Celine Daemen torna a Venezia dopo Eurydice – A Descent into Infinity, presentata lo scorso anno e rimasta senza premi, ma non certo passata inosservata (qui recensita da Dalmasso). La nuova opera Songs for a Passerby, che questa volta ha vinto il Gran Premio della Giuria Venice Immersive 2023, ha la stessa carica visionaria, e la stessa capacità di spingere il medium verso una strada che sta fra cinema espanso e media art; ma soprattutto, fa un netto passo avanti includendo al proprio interno la problematizzazione del corpo dell’utente.
Songs for a Passerby permette all’utente di farsi osservatore non visto di un paesaggio urbano perturbante in senso freudiano: perfettamente riconoscibile nella sua quotidianità ma insieme doppio straniante di qualcos’altro a cui non è possibile attingere e che per questo ci inquieta. Camminando lentamente, come sulle spine, incontriamo un flusso di persone in marcia che sentiamo mormorare, o forse pensare (il che ci trasforma negli angeli del wendersiano Cielo sopra Berlino), un cavallo agonizzante dietro un dirupo (come il cervo investito dall’auto nel lynchiano Una storia vera), due cani che giocano, e infine una folla di persone in metropolitana ciascuna delle quali è fissa nei propri pensieri leggibili o ascoltabili.

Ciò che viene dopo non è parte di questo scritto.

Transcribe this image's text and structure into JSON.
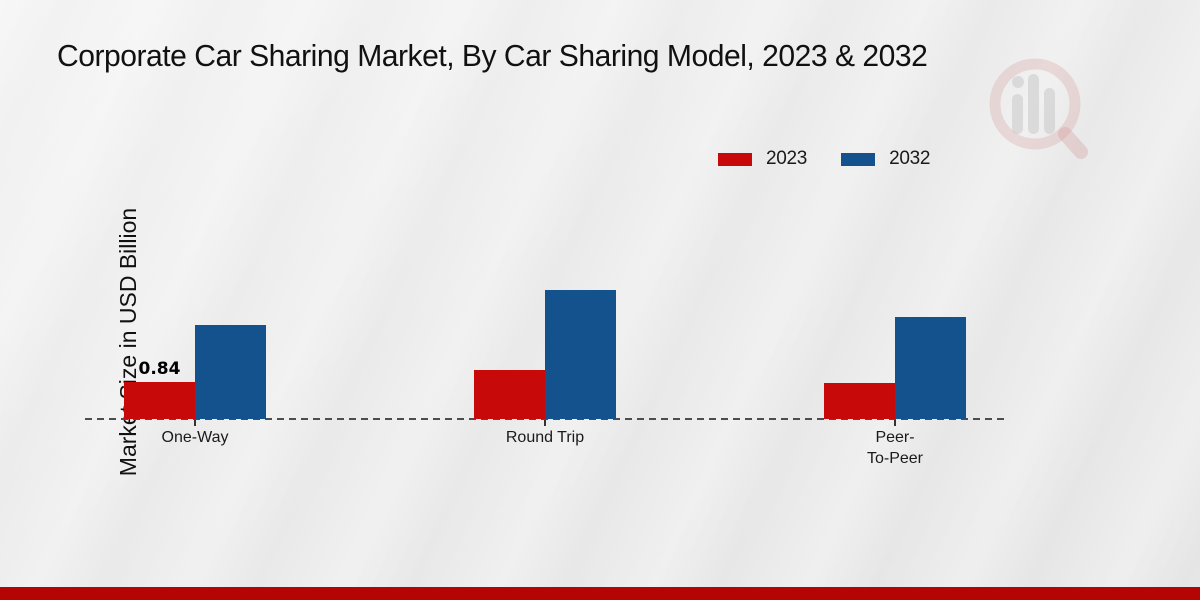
{
  "title": "Corporate Car Sharing Market, By Car Sharing Model, 2023 & 2032",
  "y_axis_label": "Market Size in USD Billion",
  "colors": {
    "series_2023": "#c80909",
    "series_2032": "#14528e",
    "bottom_band": "#b50404",
    "baseline": "#4d4d4d",
    "text": "#111111"
  },
  "legend": {
    "position": "top-right",
    "items": [
      {
        "label": "2023",
        "color": "#c80909"
      },
      {
        "label": "2032",
        "color": "#14528e"
      }
    ]
  },
  "chart_data": {
    "type": "bar",
    "title": "Corporate Car Sharing Market, By Car Sharing Model, 2023 & 2032",
    "xlabel": "",
    "ylabel": "Market Size in USD Billion",
    "categories": [
      "One-Way",
      "Round Trip",
      "Peer-To-Peer"
    ],
    "categories_display": [
      [
        "One-Way"
      ],
      [
        "Round Trip"
      ],
      [
        "Peer-",
        "To-Peer"
      ]
    ],
    "series": [
      {
        "name": "2023",
        "color": "#c80909",
        "values": [
          0.84,
          1.11,
          0.82
        ]
      },
      {
        "name": "2032",
        "color": "#14528e",
        "values": [
          2.14,
          2.93,
          2.32
        ]
      }
    ],
    "annotations": [
      {
        "series": "2023",
        "category_index": 0,
        "text": "0.84"
      }
    ],
    "ylim": [
      0,
      3.2
    ],
    "grid": false,
    "y_axis_ticks_visible": false,
    "baseline_style": "dashed",
    "legend_position": "top-right"
  },
  "watermark": {
    "icon": "magnifier-bar-chart-logo"
  }
}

Con Daemon siamo arrivati al cuore di quello che significa usare i media immersivi: uscire da noi stessi, diventare angeli o fantasmi o spiriti di un sovramondo di immagini che risucchia il nostro, ridotto a mero punto di appoggio per l’osservazione. La VR da sola, in quanto dispositivo che sbarra i cancelli alla realtà, non potrebbe a spingersi oltre questo; l’XR di Daemon, invece, che sfrutta anche telecamere 3D per inviare il riflesso dell’utente all’interno del paesaggio virtuale (come faceva un semplice specchio nella fantasmagoria ottocentesca del dottor Pepper) apre infinite altre possibilità. Ci troviamo a dirigere il nostro stesso corpo ai fini della sua visualizzazione per comporre un paesaggio che lo includa nel modo migliore possibile; ci troviamo a completare il film girato da Daemon trovando il nostro posto nel mondo di solitudine e malinconia che l’autrice ha creato. Del costante lavoro che durante l’esperienza facciamo istintivamente abbiamo infine coscienza negli ultimi minuti dell’opera, quando ci troviamo di fronte al nostro riflesso come davanti a uno specchio rovesciato; a quel punto possiamo vivere ciò che tante pagine della filosofia novecentesca (da Husserl a Plessner) hanno cercato di dire: le persone hanno e insieme sono un corpo; lo usano, lo prestano, lo abitano, ma insieme vi si identificano. Nella versione di Daemon, le nuove tecnologie rivelano la dimensione eccentrica che è alla base dell’umano.